DL-TBOA ammonium is a potent, non-transportable inhibitor of excitatory amino acid transporters. Its inhibitory effects are demonstrated by IC50 values of 70 μM, 6 μM, and 6 μM for excitatory amino acid transporter-1 (EAAT1), EAAT2, and EAAT3, respectively. Additionally, DL-TBOA ammonium significantly hampers the uptake of [14C]glutamate in COS-1 cell lines expressing human EAAT1 and EAAT2, evident by Ki values of 42 μM and 5.7 μM, respectively. Furthermore, this compound competitively blocks EAAT4 and EAAT5, with Ki values of 4.4 μM and 3.2 μM, respectively.

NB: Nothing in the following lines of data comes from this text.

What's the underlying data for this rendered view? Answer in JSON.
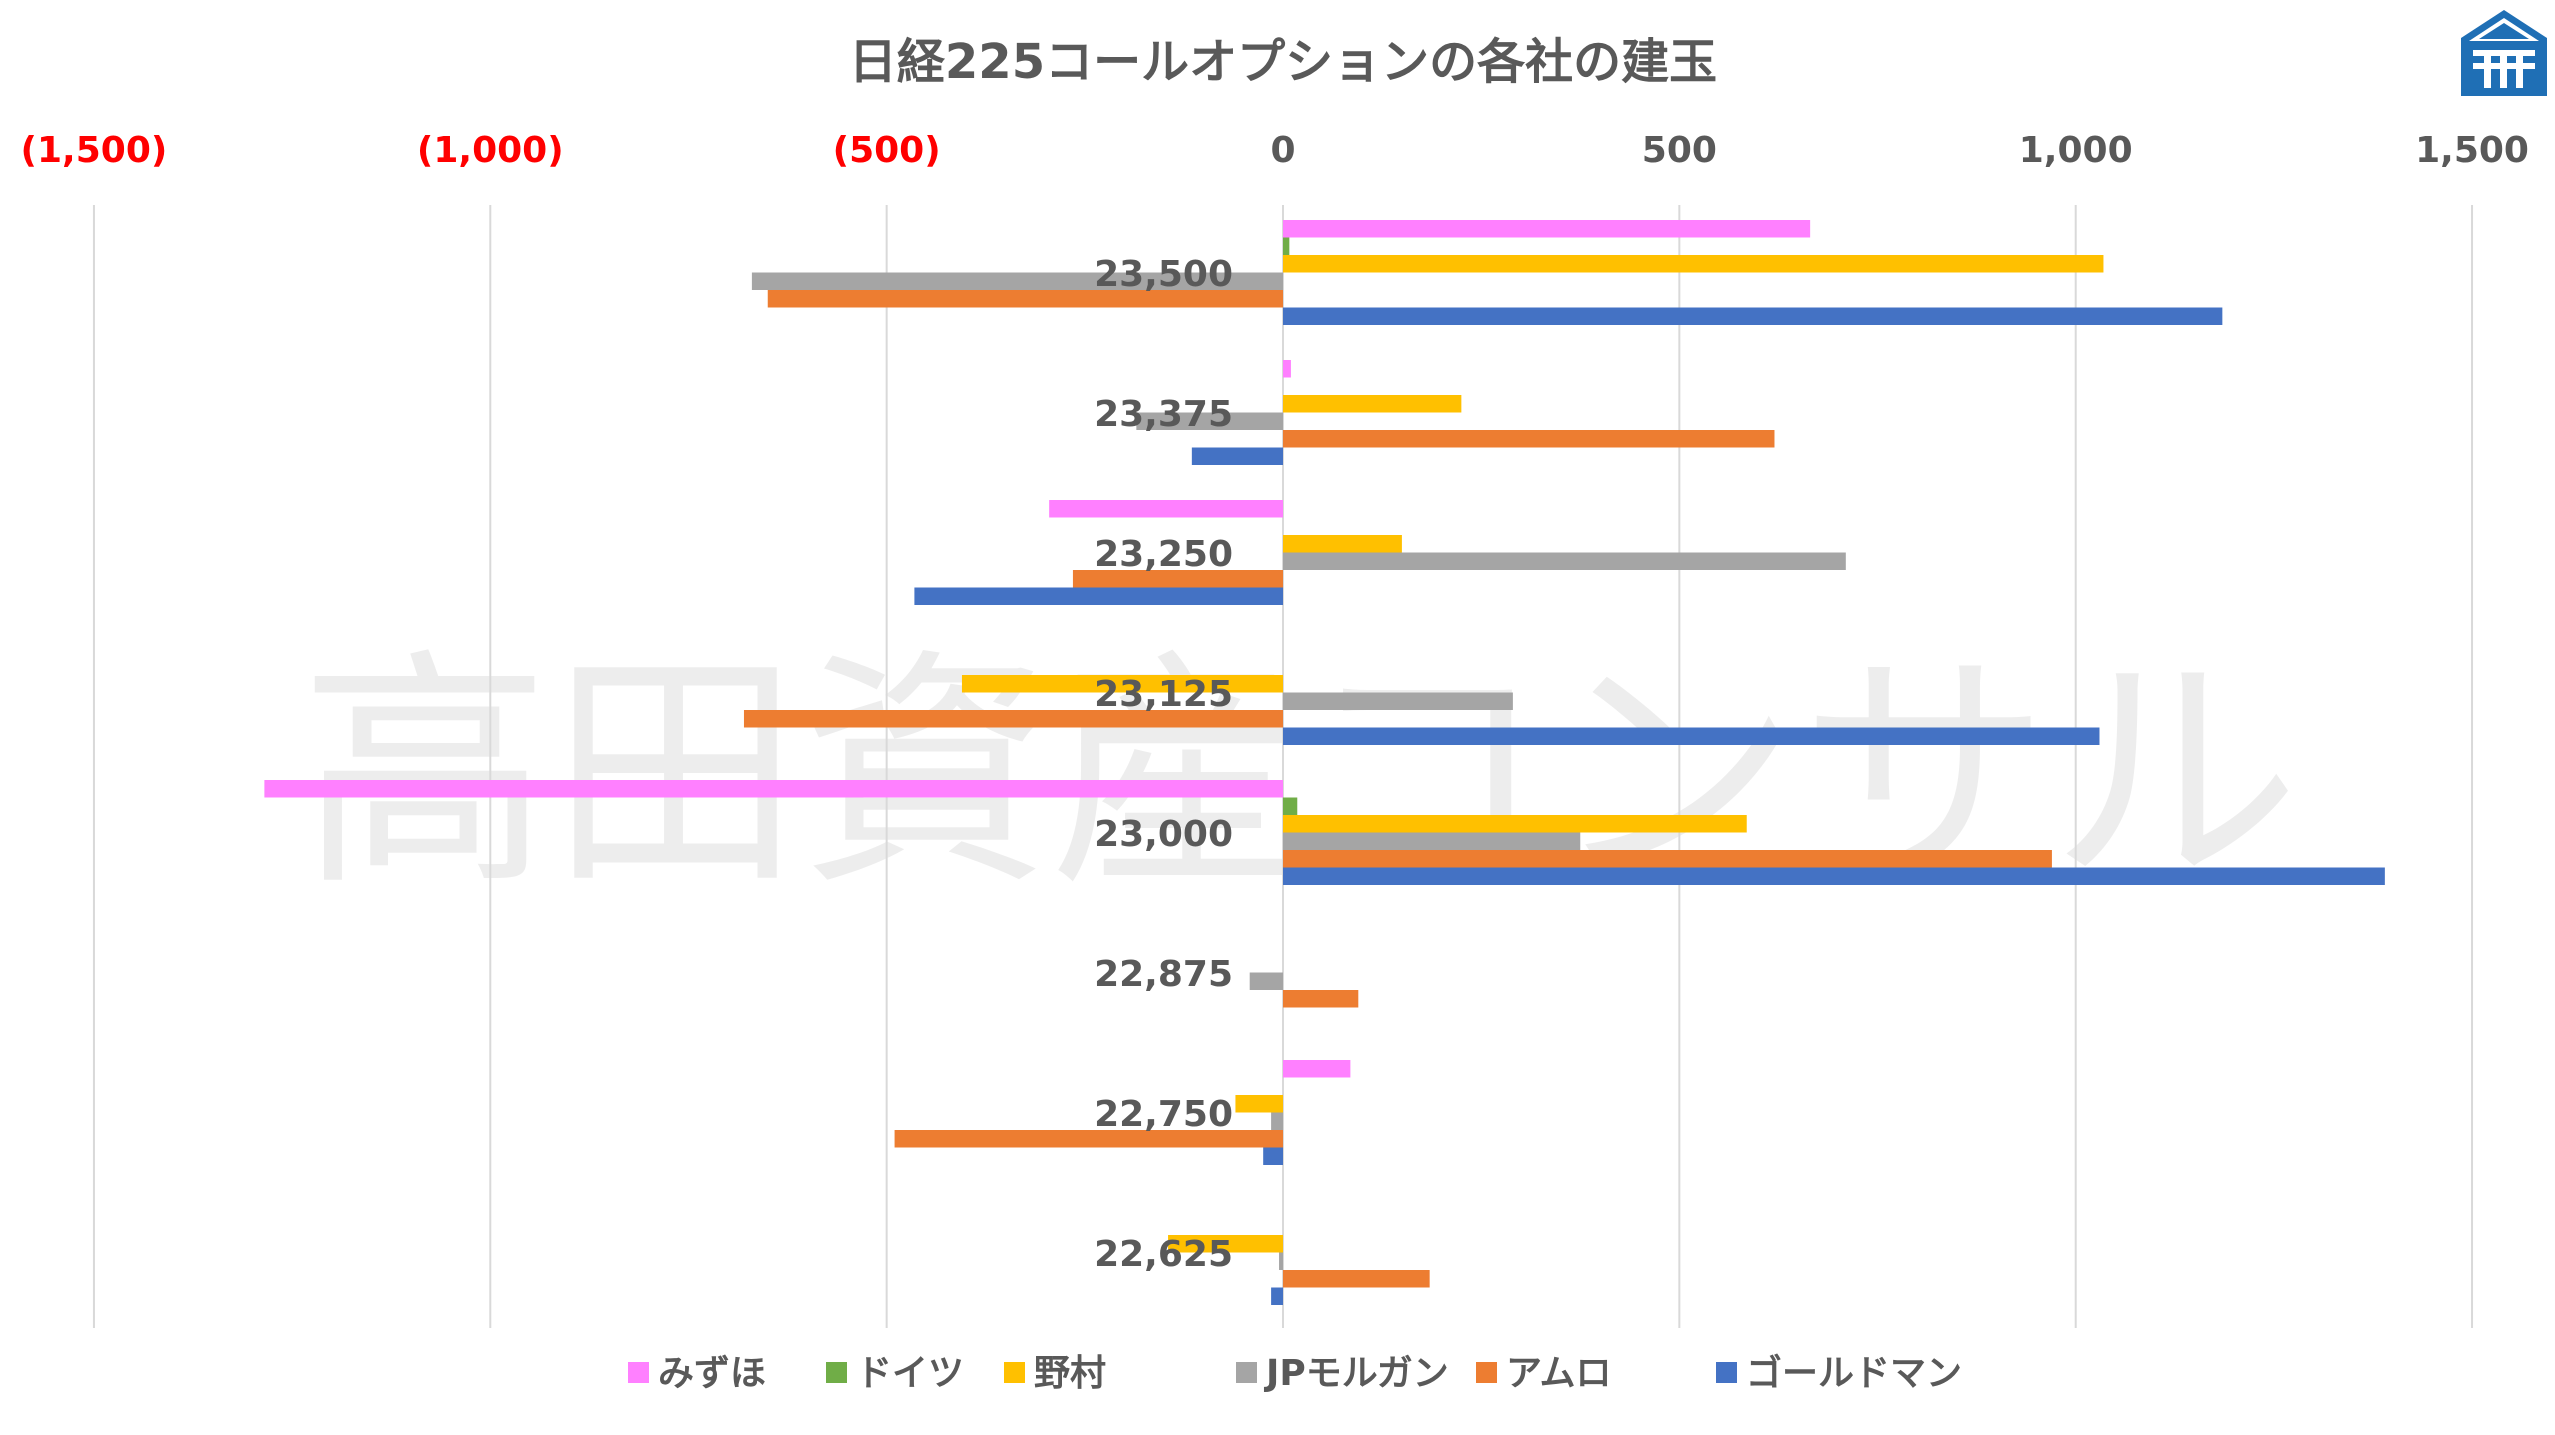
{
  "watermark": "高田資産コンサル",
  "colors": {
    "gridline": "#d9d9d9",
    "axis_text": "#595959",
    "negative_tick": "#ff0000",
    "logo_blue": "#1f6fb5"
  },
  "chart_data": {
    "type": "bar",
    "orientation": "horizontal",
    "grouping": "clustered",
    "title": "日経225コールオプションの各社の建玉",
    "xlim": [
      -1500,
      1500
    ],
    "x_axis_position": "top",
    "x_ticks": [
      {
        "value": -1500,
        "label": "(1,500)"
      },
      {
        "value": -1000,
        "label": "(1,000)"
      },
      {
        "value": -500,
        "label": "(500)"
      },
      {
        "value": 0,
        "label": "0"
      },
      {
        "value": 500,
        "label": "500"
      },
      {
        "value": 1000,
        "label": "1,000"
      },
      {
        "value": 1500,
        "label": "1,500"
      }
    ],
    "grid": "vertical",
    "legend_position": "bottom",
    "categories": [
      "23,500",
      "23,375",
      "23,250",
      "23,125",
      "23,000",
      "22,875",
      "22,750",
      "22,625"
    ],
    "series": [
      {
        "name": "みずほ",
        "color": "#ff80ff",
        "values": [
          665,
          10,
          -295,
          0,
          -1285,
          0,
          85,
          0
        ]
      },
      {
        "name": "ドイツ",
        "color": "#70ad47",
        "values": [
          8,
          0,
          0,
          0,
          18,
          0,
          0,
          0
        ]
      },
      {
        "name": "野村",
        "color": "#ffc000",
        "values": [
          1035,
          225,
          150,
          -405,
          585,
          0,
          -60,
          -145
        ]
      },
      {
        "name": "JPモルガン",
        "color": "#a5a5a5",
        "values": [
          -670,
          -185,
          710,
          290,
          375,
          -42,
          -15,
          -5
        ]
      },
      {
        "name": "アムロ",
        "color": "#ed7d31",
        "values": [
          -650,
          620,
          -265,
          -680,
          970,
          95,
          -490,
          185
        ]
      },
      {
        "name": "ゴールドマン",
        "color": "#4472c4",
        "values": [
          1185,
          -115,
          -465,
          1030,
          1390,
          0,
          -25,
          -15
        ]
      }
    ]
  }
}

EAAT2:6 μM (IC50), EAAT3:6 μM (IC50), EAAT2 (human):5.7 μM (IC50), EAAT1 (human):Ki: 42 μM, EAAT4:4.4 μM (IC50), EAAT1:70 μM (IC50), EAAT5:3.2 μM (IC50)

DL-TBOA ammonium treatment at concentrations ranging from 70 to 350 μM over 48 hours was observed to concentration-dependently enhance the reduction in cell viability caused by SN38 and also reversed the reduction in cell viability induced by Oxaliplatin in both HCT116 and LoVo cell lines. Additionally, DL-TBOA ammonium at a concentration of 350 μM applied for 24 hours led to decreased p53 induction by both SN38 and oxaliplatin in the same cell lines. These outcomes, derived from cell viability assays, underscore DL-TBOA ammonium’s potential modulatory effects on chemotherapeutic-induced cell death and p53 induction.

Administering DL-TBOA ammonium (10 nmol; intracerebroventricularly, i.c.v.) to male Sprague-Dawley rats (180-250 g) dependent on morphine markedly enhances both the manifestation of somatic symptoms precipitated by naloxone (0.1 mg/kg) and the development of conditioned place aversion. This effect was observed in a dose-dependent manner with dosages of 1 nmol, 3 nmol, and 10 nmol, demonstrating increased severity of symptoms related to naloxone-induced morphine withdrawal.